Это и в самом деле чистая правда, и, хотя мастеру Абелю всего девятнадцать, он все понимает и ничего не говорит, кроме того, что эти полицейские — ублюдки и любят устраивать неприятности африканцам.
— Ты знаешь, зачем они звонили? — спрашивает он.
— Нет, мастер Абель, не знаю, — говорю я.
— Они спрашивали, есть ли у меня молодая сестра, и сказали, что, если есть, мы должны тебя выставить, потому что ты опасен для европейских девушек.
— Друг! — больше я ничего не могу сказать.
— Бедный Джордж Вашингтон! — говорит мастер Абель. — Сколько у тебя неприятностей!
— Да, баас.
— Не волнуйся, у нас тебе ничего не угрожает. — И он улыбается, так хорошо улыбается.
Знаете что? Этот мастер Абель всегда говорит мне, что в этом доме мне ничего не угрожает, а это приятно слышать, потому что африканцы вроде меня всегда всего боятся, потому что у африканцев может быть куча всяческих неприятностей, Только я должен вам сказать, что не хотел бы быть европейцем, потому что мне нравится быть африканцем, потому что я люблю африканских девушек вроде Нэнси, о которой я не перестаю вспоминать.
А мастер Абель, выходя из комнаты, спрашивает:
— Куда запропастилась моя ракетка?
— Она в прихожей, мастер, — говорю я.
— Где, черт возьми? — кричит он.
Друг, мне нравится мастер Абель, потому что он хороший. Поэтому я иду в прихожую и достаю ракетку из шкафа под лестницей, где она всегда лежит, и мастер Абель это прекрасно знает. И я даю ему эту ракетку, и он мне улыбается, но молчит, и я ему улыбаюсь, потому что мне нравится мастер Абель и я знаю, что он мне друг, — вы меня поняли?
И я опять принимаюсь за уборку, потому что я — слуга мистера и миссис Финберг и должен убирать их дом. И я все время думаю об этих ублюдках-полицейских и о том, какие неприятности они мне готовят, предупреждая мастера Абеля о всяком таком, а это мне сильно не нравится, потому что, сказать по правде, мне не очень-то нравятся европейские девушки, разве что некоторые, но, друг, клянусь вам, я бы до них не дотронулся, потому что не хочу неприятностей.
А я помню, когда я работал официантом в отеле «Уэйфэрерс» на набережной, мне пришлось нести чай в номер одной белой дамы, и когда я туда вошел, она спала на кровати, а окно было раскрыто и по комнате гулял ветерок. И я должен сказать вам, она лежала на кровати в одном халате, и ветер его распахнул, так что я все видел — вы меня поняли? И, друг, я должен признаться, мне это очень понравилось, потому что она была красивая европейская девушка. И вы знаете, что я сделал? Друг, я схитрил. Я не поставил поднос и на цыпочках тихонько вышел из номера и дал поднос моему другу Питу, который был тоже официантом, чтобы он тоже мог войти и поглядеть. Друг, как мы смеялись! Но однажды маленький европейский мальчик назвал меня «шоколадкой», и я сильно ударил его по щеке, так что на ней осталось пять красных следов от моих пальцев, и он заплакал, и меня уволили. Я знаю, что поступил неправильно, да ничего не мог с собой поделать. Пит тоже теперь там не работает, потому что этот отель снесли и на месте его построили красивый жилой дом, и Пит сейчас работает в отеле «Океан», тоже официантом, и мы с ним раз или два встречались.

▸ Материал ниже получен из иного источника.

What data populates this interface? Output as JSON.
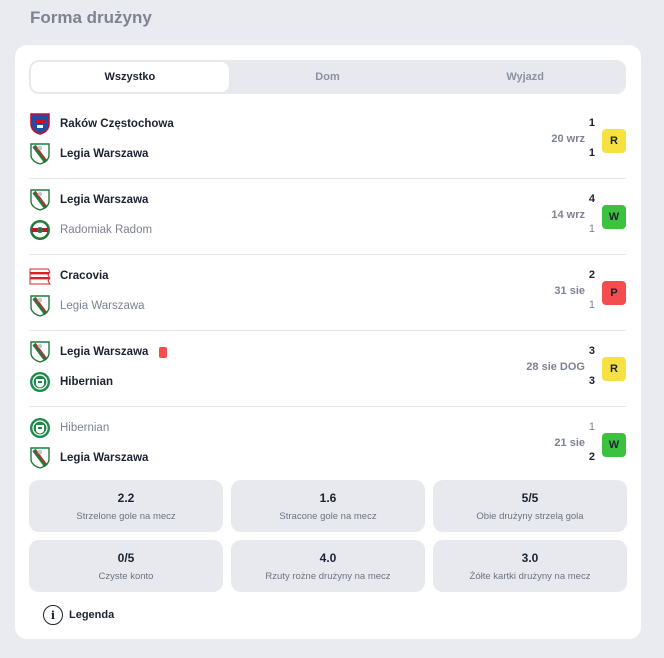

А я не могу не думать об этой Нэнси, и о моем сне, и о том, какой у нее приятный голос, и, друг, я думаю о ней слишком много, и, сказать по правде, я вообще слишком много думаю о девушках. Поймите меня, я очень люблю девушек, а эта Нэнси такая красивая, — вы меня поняли? И я чувствую, что мне просто необходимо пойти к женщине.
И тут эта нахальная коса Бетти зовет меня обедать, и я забываю о девушках, но после обеда, когда я сижу у себя в комнате и, как сказал мастер Абель, записываю всякие вещи, я снова начинаю о них думать. Я думаю о Полине, которая работает в большом доме на Виктория-роуд, где служанки живут в отдельном флигеле во дворе, так что ты запросто можешь к ним заходить, потому что ночью никто не увидит, как ты приходишь или уходишь. Только надо вести себя тихо, потому что девушкам там не разрешается принимать парней, потому что это дурно. Не могу понять почему.